Uma reflexão sobre Regina Duarte em “Raimunda, Raimunda”
Canso de ver artistas no palco tão entusiasmados quanto estariam na fila do banco. Entram em cena como se precisassem quitar uma conta e voltar correndo para casa. Bem, talvez muitos deles passem por uma situação assim e não estejam satisfeitos com o trabalho, mas aquele sujeito que pagou caro pelo ingresso percebe na hora […]
Canso de ver artistas no palco tão entusiasmados quanto estariam na fila do banco. Entram em cena como se precisassem quitar uma conta e voltar correndo para casa. Bem, talvez muitos deles passem por uma situação assim e não estejam satisfeitos com o trabalho, mas aquele sujeito que pagou caro pelo ingresso percebe na hora e nada tem a ver com a infelicidade alheia. É justamente oposta a sensação transmitida por Regina Duarte ao protagonizar a comédia “Raimunda, Raimunda” no Teatro Raul Cortez. A atriz mais popular do Brasil, nosso Roberto Carlos das novelas, surge radiante, feliz ao lado do jovem elenco e disposta a trocar energia. Tanto que aos poucos o espectador abandona o desapontamento com a equivocada montagem e esquece o conjunto a que está assistindo. Concentra a atenção total na entusiasmada estrela, que, afinal de contas, o fez sair de casa.

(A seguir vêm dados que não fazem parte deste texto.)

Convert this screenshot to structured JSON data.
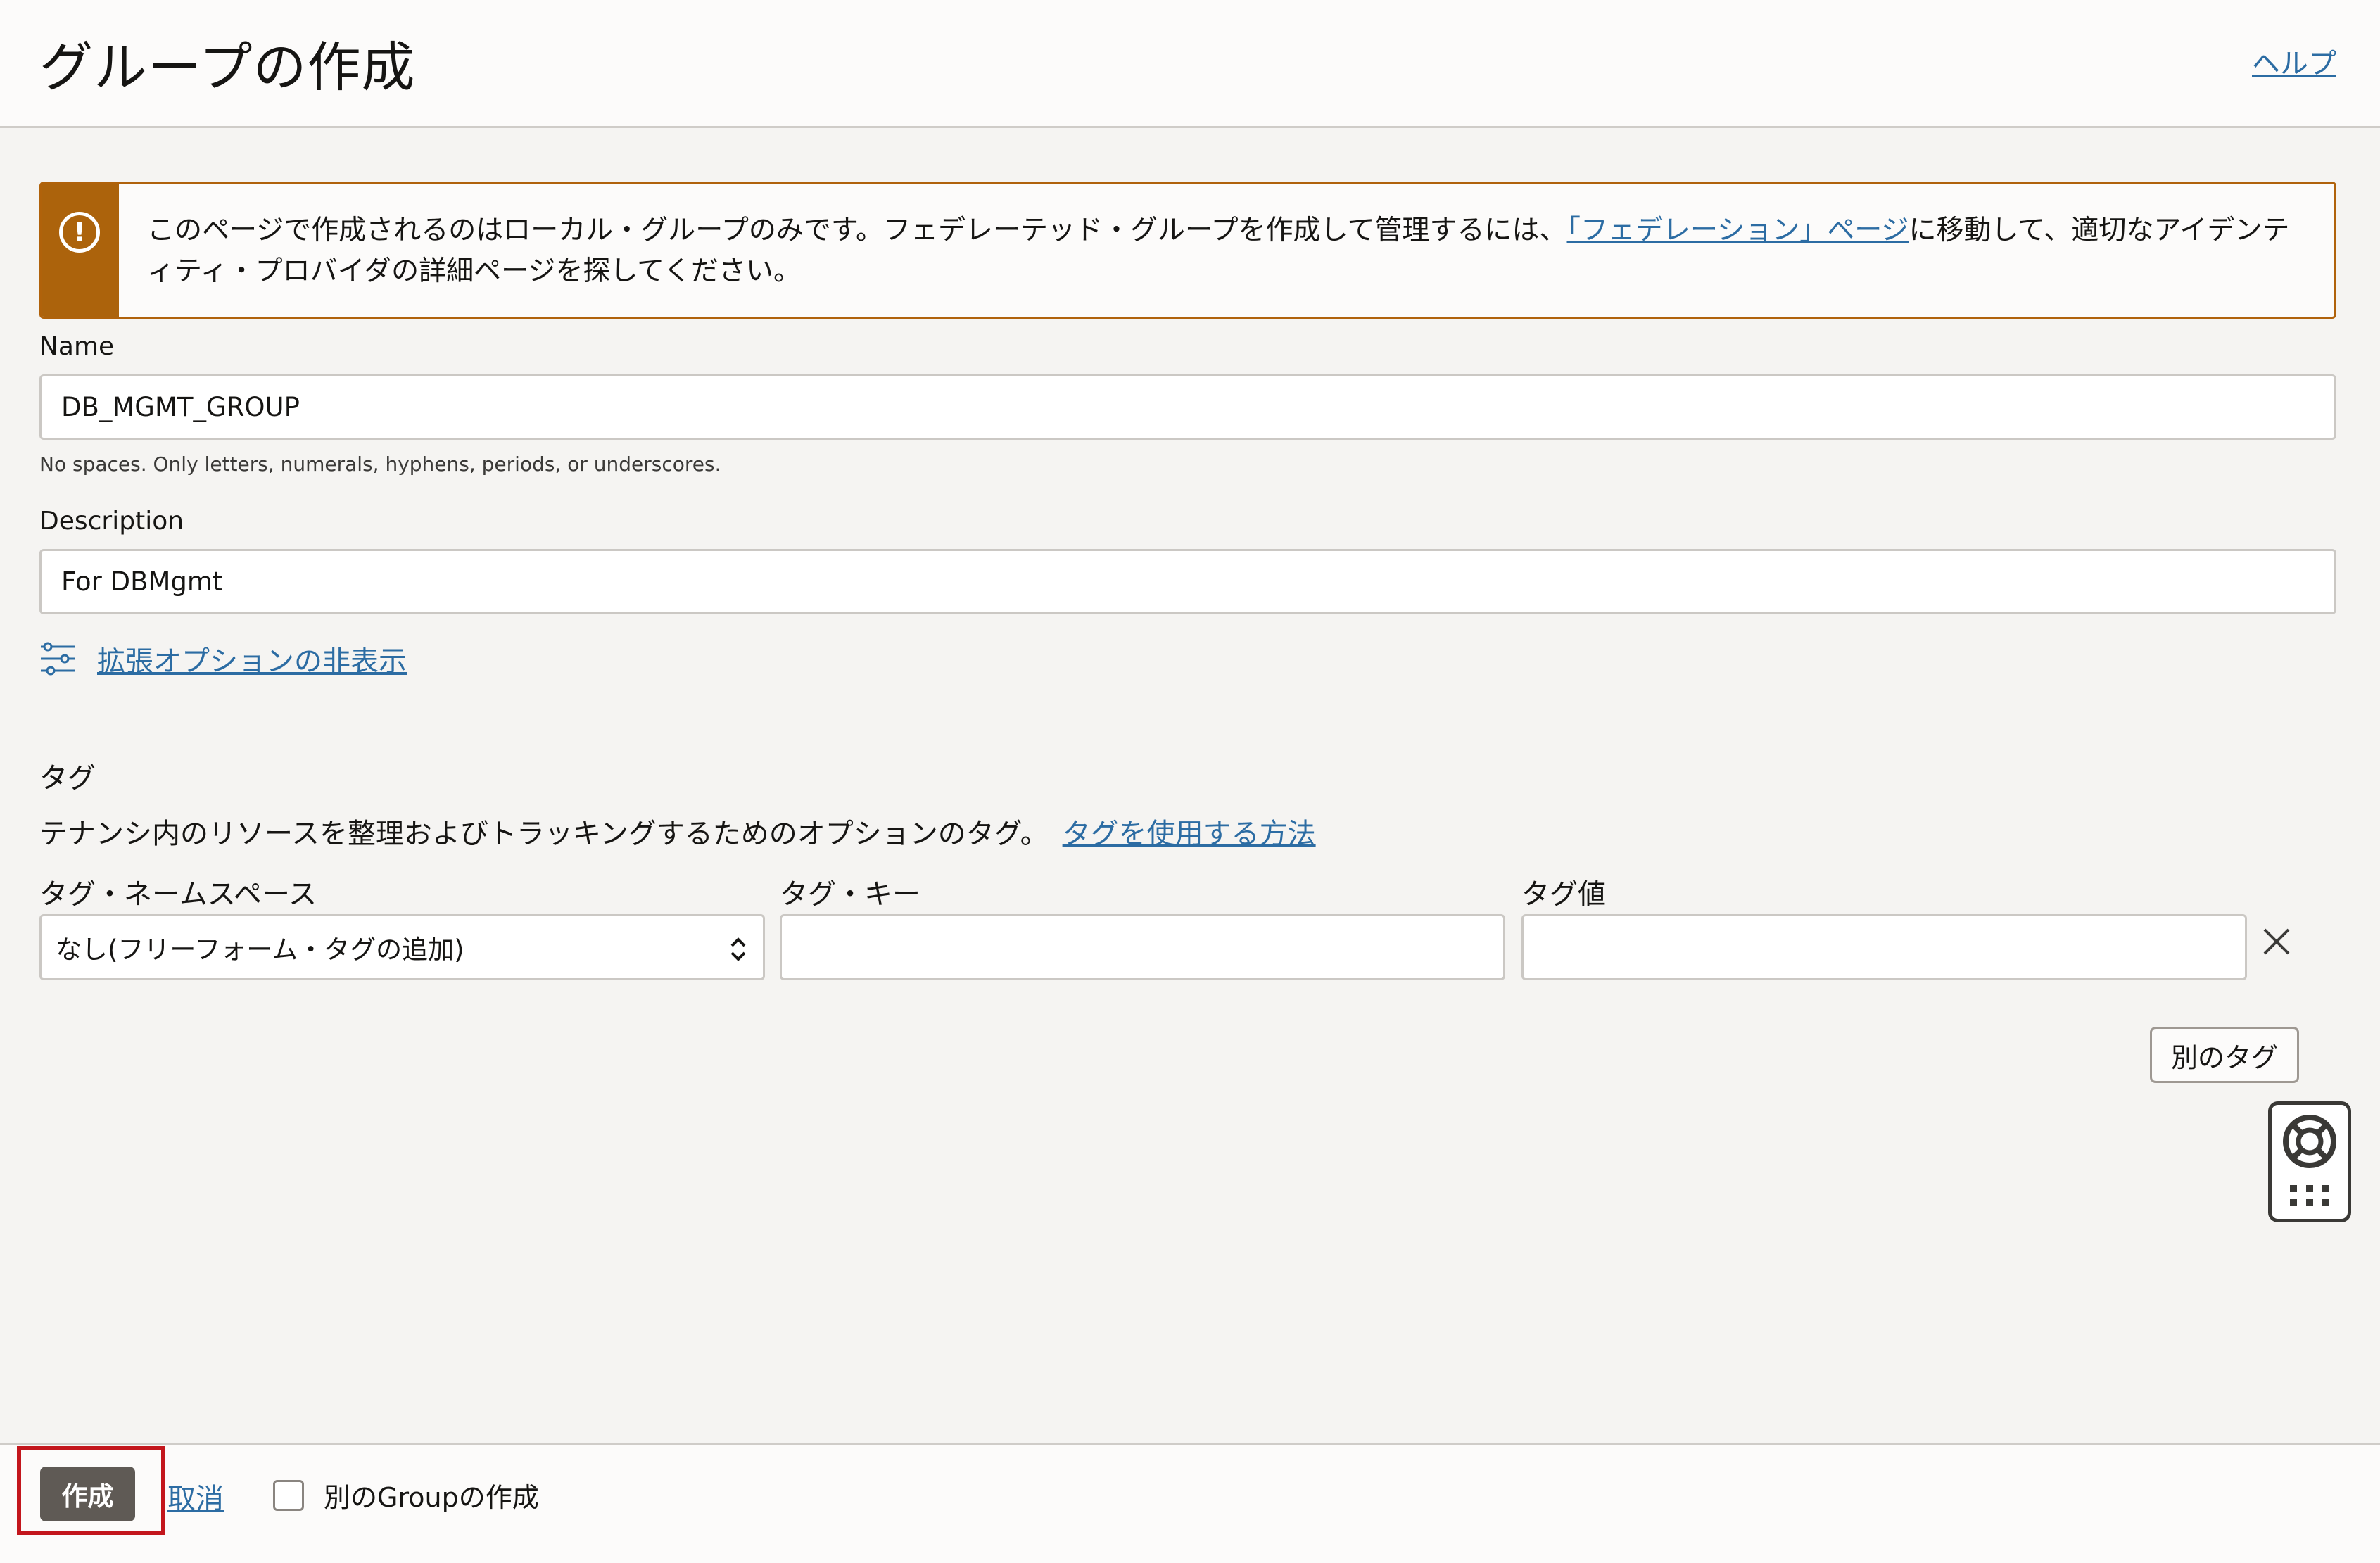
{
  "header": {
    "title": "グループの作成",
    "help_label": "ヘルプ"
  },
  "banner": {
    "text_before": "このページで作成されるのはローカル・グループのみです。フェデレーテッド・グループを作成して管理するには、",
    "link": "「フェデレーション」ページ",
    "text_after": "に移動して、適切なアイデンティティ・プロバイダの詳細ページを探してください。",
    "icon": "exclamation-circle-icon",
    "accent_color": "#ac630c"
  },
  "form": {
    "name_label": "Name",
    "name_value": "DB_MGMT_GROUP",
    "name_hint": "No spaces. Only letters, numerals, hyphens, periods, or underscores.",
    "description_label": "Description",
    "description_value": "For DBMgmt",
    "advanced_options_link": "拡張オプションの非表示",
    "advanced_options_icon": "sliders-icon"
  },
  "tags": {
    "section_title": "タグ",
    "description": "テナンシ内のリソースを整理およびトラッキングするためのオプションのタグ。",
    "how_to_link": "タグを使用する方法",
    "namespace_label": "タグ・ネームスペース",
    "namespace_value": "なし(フリーフォーム・タグの追加)",
    "key_label": "タグ・キー",
    "key_value": "",
    "value_label": "タグ値",
    "value_value": "",
    "remove_icon": "close-icon",
    "another_tag_label": "別のタグ"
  },
  "help_widget": {
    "icon": "lifebuoy-icon",
    "grid_icon": "grid-dots-icon"
  },
  "footer": {
    "create_label": "作成",
    "cancel_label": "取消",
    "create_another_label": "別のGroupの作成",
    "create_another_checked": false,
    "highlight_color": "#c3161c"
  }
}
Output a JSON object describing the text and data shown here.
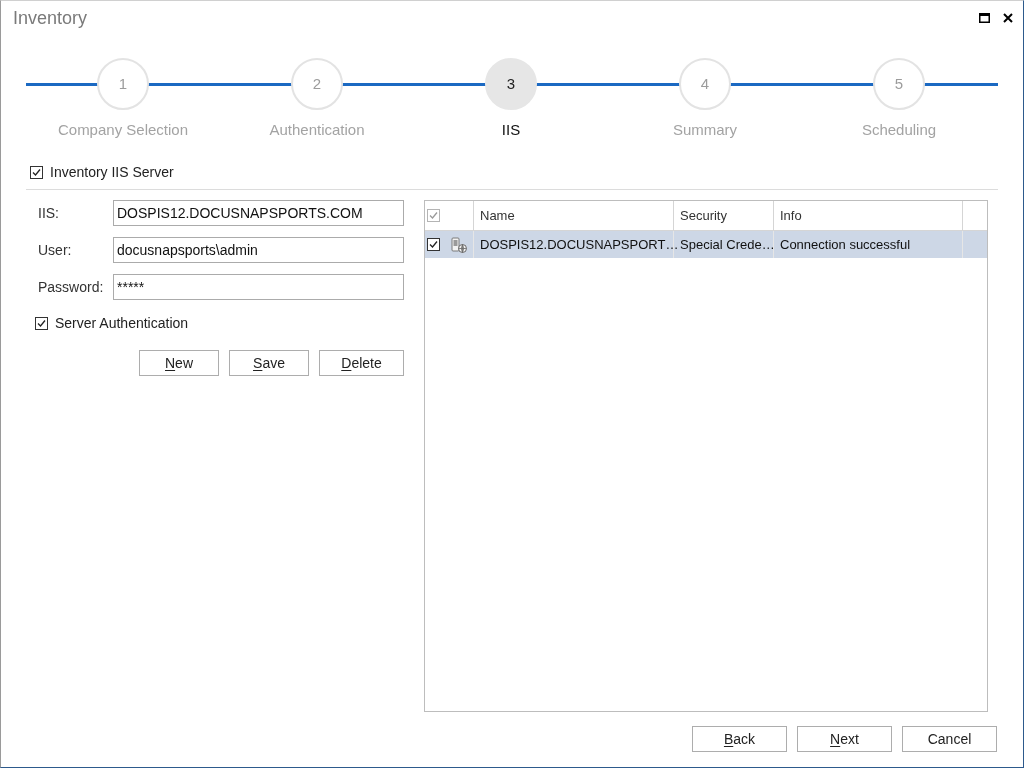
{
  "window": {
    "title": "Inventory"
  },
  "steps": [
    {
      "number": "1",
      "label": "Company Selection",
      "selected": false
    },
    {
      "number": "2",
      "label": "Authentication",
      "selected": false
    },
    {
      "number": "3",
      "label": "IIS",
      "selected": true
    },
    {
      "number": "4",
      "label": "Summary",
      "selected": false
    },
    {
      "number": "5",
      "label": "Scheduling",
      "selected": false
    }
  ],
  "inventory_iis_server": {
    "label": "Inventory IIS Server",
    "checked": true
  },
  "form": {
    "fields": [
      {
        "label": "IIS:",
        "value": "DOSPIS12.DOCUSNAPSPORTS.COM"
      },
      {
        "label": "User:",
        "value": "docusnapsports\\admin"
      },
      {
        "label": "Password:",
        "value": "*****"
      }
    ],
    "server_authentication": {
      "label": "Server Authentication",
      "checked": true
    },
    "buttons": [
      {
        "label": "New",
        "access_key_underlined": true
      },
      {
        "label": "Save",
        "access_key_underlined": true
      },
      {
        "label": "Delete",
        "access_key_underlined": true
      }
    ]
  },
  "table": {
    "header_checked": true,
    "columns": [
      "Name",
      "Security",
      "Info"
    ],
    "rows": [
      {
        "checked": true,
        "selected": true,
        "cells": [
          "DOSPIS12.DOCUSNAPSPORT…",
          "Special Crede…",
          "Connection successful"
        ]
      }
    ]
  },
  "footer_buttons": [
    {
      "label": "Back",
      "access_key_underlined": true
    },
    {
      "label": "Next",
      "access_key_underlined": true
    },
    {
      "label": "Cancel",
      "access_key_underlined": false
    }
  ]
}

Bem, eu não gostei de quase nada na montagem dirigida pela própria Regina, embora tenha me incomodado muito pouco de estar naquela plateia. Ator de mal com o mundo ou com a arrogância estampada na testa complica muito mais a vida. Entendo parte dos motivos que a levaram a criar o espetáculo. Em nome de seus 50 anos de carreira, ela seguiu a própria intuição e fez o que bem entendeu. Garante que tentou muito, mas não encontrou encenador algum cujas ideias fossem semelhantes às delas e tocou ficha sozinha. Na verdade, evitou que metessem o dedo no seu riscado. Só que Regina, apesar da incontestável trajetória, não é uma diretora, ainda mais de teatro, linguagem para qual se dedicou de forma bissexta. Ela pagou o preço pelo seu sonho. Montou “Raimunda, Raimunda” e não escapou do peso da inexperiência. As soluções são simplistas e esteticamente feias, como projeções e narrações. Mas, principalmente, a encenadora não encontrou uma costura mais clara entre as duas histórias apresentadas e também preferiu não fazer uma separação explícita delas.
A comédia envolve os textos “Ramanda e Rudá” e “Raimunda Pinto”, ambos do autor piauiense Francisco Pereira da Silva (1918-1985). No primeiro, uma mulher nascida Raimunda e rebatizada de Ramanda no Festival de Woodstock enfrenta um futuro devastado. O planeta está acabado, a água secou e as pessoas só respiram com bombas de oxigênio. Sua única companhia é a de um hermafrodita, o Rudá (papel de Saulo Segreto), com quem mantém um clima de romance não consumado. Em meio a esse recado ecológico, o texto parece mais surreal que de fato um alerta. O público assiste a tudo com um misto de estranheza e espanto e, quando a história se encerra, ao som de Elis Regina com “Aos Nossos Filhos”, fica a pergunta. E agora? O que vem por aí?
Eis que começa uma nova peça, completamente independente e num tom cômico acelerado e muito mais absurdo. Trata-se de um épico sertanejo sobre a cearense Raimunda Pinto, da adolescência até a maturidade. Renegada por ter lábio leporino, a menina pobre abandona a terra natal rumo ao Rio de Janeiro. Na então Capital Federal, ela deseja se tornar enfermeira e, assim, corrigir a má formação congênita com uma operação gratuita. Pelo seu caminho, passam uma trupe circense, o presidente Getúlio Vargas (interpretado por Henrique Pinho) e por aí vai… Diplomada e devidamente operada, Raimunda é descoberta por um estilista (papel de Rodrigo Candelot) e vira modelo de passarela. Logo, a personagem conhece um milionário e outro e mais outro, transferindo-se para São Paulo, mais tarde para Washington e sonhando com a felicidade no Japão. Está confuso, leitor? Bem, é isso…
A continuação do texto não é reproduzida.